La résilience est au cœur de vos chansons depuis toujours…


Oui, complètement. En quelque sorte, ce n'est qu'après avoir commencé à écrire ces chansons, et surtout après avoir déménagé à la campagne, que je me suis rendu du compte de ce que l'hiver avait toujours symbolisé pour moi. Cela peut paraître flou mais les paroles de mes chansons en attestent. C'est là aussi que j'ai commencé à accepter l'hiver comme une saison, comme quelque chose qui passe et non plus comme une période maudite dont nous serions les otages.

 

Vous dites aussi que l'hiver est une période de mise à l'épreuve. Sur Oh God, qui a des accents apocalyptiques, vous chantez : « I think the end is here / It's gonna break us in two. » Pensez-vous que le monde soit lui-même aujourd'hui mis à l'épreuve au point de remettre en cause son existence ?


Oh God est la dernière chanson que j'ai écrite pour ce disque et elle dit précisément mon état d'esprit actuel. Je ne sais pas si c'est de la paranoïa ou si je prends trop à cœur les avertissements des scientifiques un peu partout dans le monde, mais j'ai le sentiment de plus en plus fort chaque jour que nos vies sont sérieusement menacées de destruction globale. C'est de pire en pire, et surtout ce n'est pas graduel, c'est même extrêmement rapide. On l'a vu un peu partout, on l'a même vu cet hiver à New York qui est un centre artistique dont les gens refusent de croire qu'il puisse être un endroit dangereux. C’est pourtant le cas, chacune de nos mégapoles côtières est menacée par un danger imminent qui peut la balayer. Je ne veux pas jouer les oiseaux de mauvais augure, je ne souhaite pas que ça arrive… C'est simplement ma plus grande peur. D’un autre côté, comme je dis tout ça sur la chanson la plus pop de l'album, les gens pensent que c'est une sorte de blague, mais je suis très sérieux (rires).

 

Vous parvenez tout de même à y mettre une touche d'ironie, notamment lorsque vous reprenez quasiment mot pour mot une phrase de Phil Collins : « I can feel it in the air tonight. » Vous avez d'ailleurs fait référence à lui dans des interviews sans que l'on sache trop si c'était pour la blague.
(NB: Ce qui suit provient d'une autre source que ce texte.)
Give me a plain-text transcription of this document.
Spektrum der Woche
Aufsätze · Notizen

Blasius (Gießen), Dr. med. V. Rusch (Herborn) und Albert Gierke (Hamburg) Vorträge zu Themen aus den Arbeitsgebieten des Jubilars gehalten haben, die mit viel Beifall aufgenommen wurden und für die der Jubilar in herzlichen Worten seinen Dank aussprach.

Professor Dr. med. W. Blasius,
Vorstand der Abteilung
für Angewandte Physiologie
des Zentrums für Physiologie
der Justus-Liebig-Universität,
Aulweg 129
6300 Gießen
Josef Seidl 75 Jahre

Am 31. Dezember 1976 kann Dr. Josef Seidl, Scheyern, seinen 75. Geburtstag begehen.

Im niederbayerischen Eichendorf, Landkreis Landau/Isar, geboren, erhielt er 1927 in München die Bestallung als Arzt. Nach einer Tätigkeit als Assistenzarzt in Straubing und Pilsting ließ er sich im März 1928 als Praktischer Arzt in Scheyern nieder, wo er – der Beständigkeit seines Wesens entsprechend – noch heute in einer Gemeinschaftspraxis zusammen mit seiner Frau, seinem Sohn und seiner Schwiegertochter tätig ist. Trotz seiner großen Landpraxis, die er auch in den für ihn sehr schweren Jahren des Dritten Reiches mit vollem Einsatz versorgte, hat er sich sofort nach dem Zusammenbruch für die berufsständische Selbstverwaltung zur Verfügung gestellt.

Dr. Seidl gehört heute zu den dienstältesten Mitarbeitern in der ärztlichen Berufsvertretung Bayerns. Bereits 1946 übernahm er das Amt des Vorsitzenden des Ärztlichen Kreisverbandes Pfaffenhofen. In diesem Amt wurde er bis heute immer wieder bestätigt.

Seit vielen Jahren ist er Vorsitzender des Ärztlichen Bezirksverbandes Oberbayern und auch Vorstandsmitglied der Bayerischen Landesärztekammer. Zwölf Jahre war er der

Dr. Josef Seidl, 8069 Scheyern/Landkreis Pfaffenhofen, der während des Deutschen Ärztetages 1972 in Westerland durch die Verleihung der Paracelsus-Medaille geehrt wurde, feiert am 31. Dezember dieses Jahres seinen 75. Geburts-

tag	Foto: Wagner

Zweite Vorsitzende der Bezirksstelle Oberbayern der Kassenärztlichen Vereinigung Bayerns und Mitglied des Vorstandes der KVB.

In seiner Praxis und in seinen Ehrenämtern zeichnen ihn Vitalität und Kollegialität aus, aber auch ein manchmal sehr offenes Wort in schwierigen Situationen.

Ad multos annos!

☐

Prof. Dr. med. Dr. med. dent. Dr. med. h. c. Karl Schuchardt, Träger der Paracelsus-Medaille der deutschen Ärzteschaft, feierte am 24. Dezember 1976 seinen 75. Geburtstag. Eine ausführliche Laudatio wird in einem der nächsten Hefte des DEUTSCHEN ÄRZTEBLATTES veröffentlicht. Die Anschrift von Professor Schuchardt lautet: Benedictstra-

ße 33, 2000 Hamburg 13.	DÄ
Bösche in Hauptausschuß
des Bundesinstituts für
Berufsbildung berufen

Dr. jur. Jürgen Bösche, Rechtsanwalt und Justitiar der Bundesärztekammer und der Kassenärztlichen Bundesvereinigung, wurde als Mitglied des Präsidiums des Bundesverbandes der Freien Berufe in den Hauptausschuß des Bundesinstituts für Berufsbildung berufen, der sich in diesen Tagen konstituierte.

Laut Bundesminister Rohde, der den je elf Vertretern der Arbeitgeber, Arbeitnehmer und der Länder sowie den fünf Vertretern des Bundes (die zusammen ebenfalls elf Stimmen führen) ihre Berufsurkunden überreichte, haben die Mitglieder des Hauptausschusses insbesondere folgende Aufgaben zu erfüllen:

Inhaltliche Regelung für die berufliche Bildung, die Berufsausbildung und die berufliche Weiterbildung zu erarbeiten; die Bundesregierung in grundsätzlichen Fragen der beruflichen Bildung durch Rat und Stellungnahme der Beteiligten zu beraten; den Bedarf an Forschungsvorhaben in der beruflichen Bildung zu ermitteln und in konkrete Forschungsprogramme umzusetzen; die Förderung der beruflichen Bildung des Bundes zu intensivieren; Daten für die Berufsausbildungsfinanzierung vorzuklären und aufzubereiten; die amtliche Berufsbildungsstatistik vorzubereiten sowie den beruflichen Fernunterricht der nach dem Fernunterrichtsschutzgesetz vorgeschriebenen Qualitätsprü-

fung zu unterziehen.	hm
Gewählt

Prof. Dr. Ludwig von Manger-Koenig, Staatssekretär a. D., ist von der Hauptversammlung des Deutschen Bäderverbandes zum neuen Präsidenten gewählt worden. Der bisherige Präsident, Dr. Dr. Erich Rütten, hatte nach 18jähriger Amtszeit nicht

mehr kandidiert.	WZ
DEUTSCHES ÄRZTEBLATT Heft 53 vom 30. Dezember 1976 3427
Je n'en ai aucun souvenir (rires). En tout cas, c'est fait pour être compris comme cela. Quand il s'agit de tenir un propos très noir à propos du sentiment de l'apocalypse à venir, ça ne fait pas de mal d'adoucir les choses avec un peu de Phil Collins (rires).

 

Vous jouez beaucoup sur le contraste. Vos paroles sont toujours très sombres et tristes, mais la musique qui les accompagne est très souvent lumineuse. Or, beaucoup de vos fans en Europe et en Chine par exemple, où vous êtes très populaire, ne comprennent probablement pas totalement ce que disent vos chansons. Est-ce que cela vous préoccupe ?
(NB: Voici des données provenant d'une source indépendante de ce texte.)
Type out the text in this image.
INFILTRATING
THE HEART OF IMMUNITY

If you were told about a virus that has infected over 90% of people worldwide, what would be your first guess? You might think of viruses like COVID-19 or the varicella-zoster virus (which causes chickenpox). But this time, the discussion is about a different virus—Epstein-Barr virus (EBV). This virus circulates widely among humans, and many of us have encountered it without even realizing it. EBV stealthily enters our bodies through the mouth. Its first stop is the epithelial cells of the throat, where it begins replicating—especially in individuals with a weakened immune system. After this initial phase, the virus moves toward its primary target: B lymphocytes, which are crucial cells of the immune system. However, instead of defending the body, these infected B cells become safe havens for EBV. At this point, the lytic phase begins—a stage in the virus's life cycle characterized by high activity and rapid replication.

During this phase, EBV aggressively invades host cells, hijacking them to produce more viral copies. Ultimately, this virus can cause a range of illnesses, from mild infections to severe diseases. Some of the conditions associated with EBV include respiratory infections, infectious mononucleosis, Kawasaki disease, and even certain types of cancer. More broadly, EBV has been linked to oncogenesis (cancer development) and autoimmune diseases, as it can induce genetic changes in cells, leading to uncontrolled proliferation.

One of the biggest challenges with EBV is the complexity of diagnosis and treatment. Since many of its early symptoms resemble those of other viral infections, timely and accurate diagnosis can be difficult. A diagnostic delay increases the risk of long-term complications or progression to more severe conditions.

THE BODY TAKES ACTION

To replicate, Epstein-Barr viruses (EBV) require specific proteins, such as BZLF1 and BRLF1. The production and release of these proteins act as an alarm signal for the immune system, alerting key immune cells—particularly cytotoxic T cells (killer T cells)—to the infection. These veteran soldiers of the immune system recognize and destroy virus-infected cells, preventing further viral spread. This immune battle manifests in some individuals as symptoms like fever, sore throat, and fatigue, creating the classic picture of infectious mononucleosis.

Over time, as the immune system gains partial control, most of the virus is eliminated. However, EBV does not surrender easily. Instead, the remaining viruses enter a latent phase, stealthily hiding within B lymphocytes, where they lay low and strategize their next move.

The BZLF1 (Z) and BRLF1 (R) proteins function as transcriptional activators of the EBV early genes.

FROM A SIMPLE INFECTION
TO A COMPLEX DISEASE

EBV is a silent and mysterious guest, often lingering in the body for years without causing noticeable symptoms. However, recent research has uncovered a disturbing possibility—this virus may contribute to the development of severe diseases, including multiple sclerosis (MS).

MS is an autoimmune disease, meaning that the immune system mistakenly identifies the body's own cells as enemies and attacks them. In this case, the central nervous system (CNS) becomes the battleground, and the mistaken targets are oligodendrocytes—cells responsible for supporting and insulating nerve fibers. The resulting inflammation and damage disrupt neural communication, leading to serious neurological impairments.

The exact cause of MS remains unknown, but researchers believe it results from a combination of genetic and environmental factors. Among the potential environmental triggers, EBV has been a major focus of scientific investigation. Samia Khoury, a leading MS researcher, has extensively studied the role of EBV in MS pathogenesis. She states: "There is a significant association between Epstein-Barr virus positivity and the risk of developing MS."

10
C’est une question d’autant plus intéressante que je suis persuadé que beaucoup de gens dont l'Anglais est la langue maternelle n'ont eux-mêmes aucune idée de ce que je raconte (rires). C'est parfois très drôle de voir ce que les gens pensent que vous dites et je n'ai aucun problème avec ça. En général, la musique constitue le moteur de la chanson, et je pense qu'à 93 % (sic) une chanson peut être interprétée rien qu'à la manière dont elle sonne. La musique n'est jamais en contradiction avec les paroles, quoi qu'on en dise. Et même si les gens les comprennent mot pour mot, ils les interpréteront de toute façon toujours à leur manière. La moitié de mes chansons est très littérale, explicite, et peut donner l'impression de ne demander aucune interprétation. Mais quand j'en discute avec les gens, je m'aperçois qu'ils se les approprient. Je ne sais donc pas vraiment ce que mon public comprend de mes chansons... J'ai quelques fans un peu partout dans le monde – ce qui est génial – et l'essentiel c'est qu'ils retirent quelque chose de ma musique. Peu importe ce que c'est, cela leur appartient.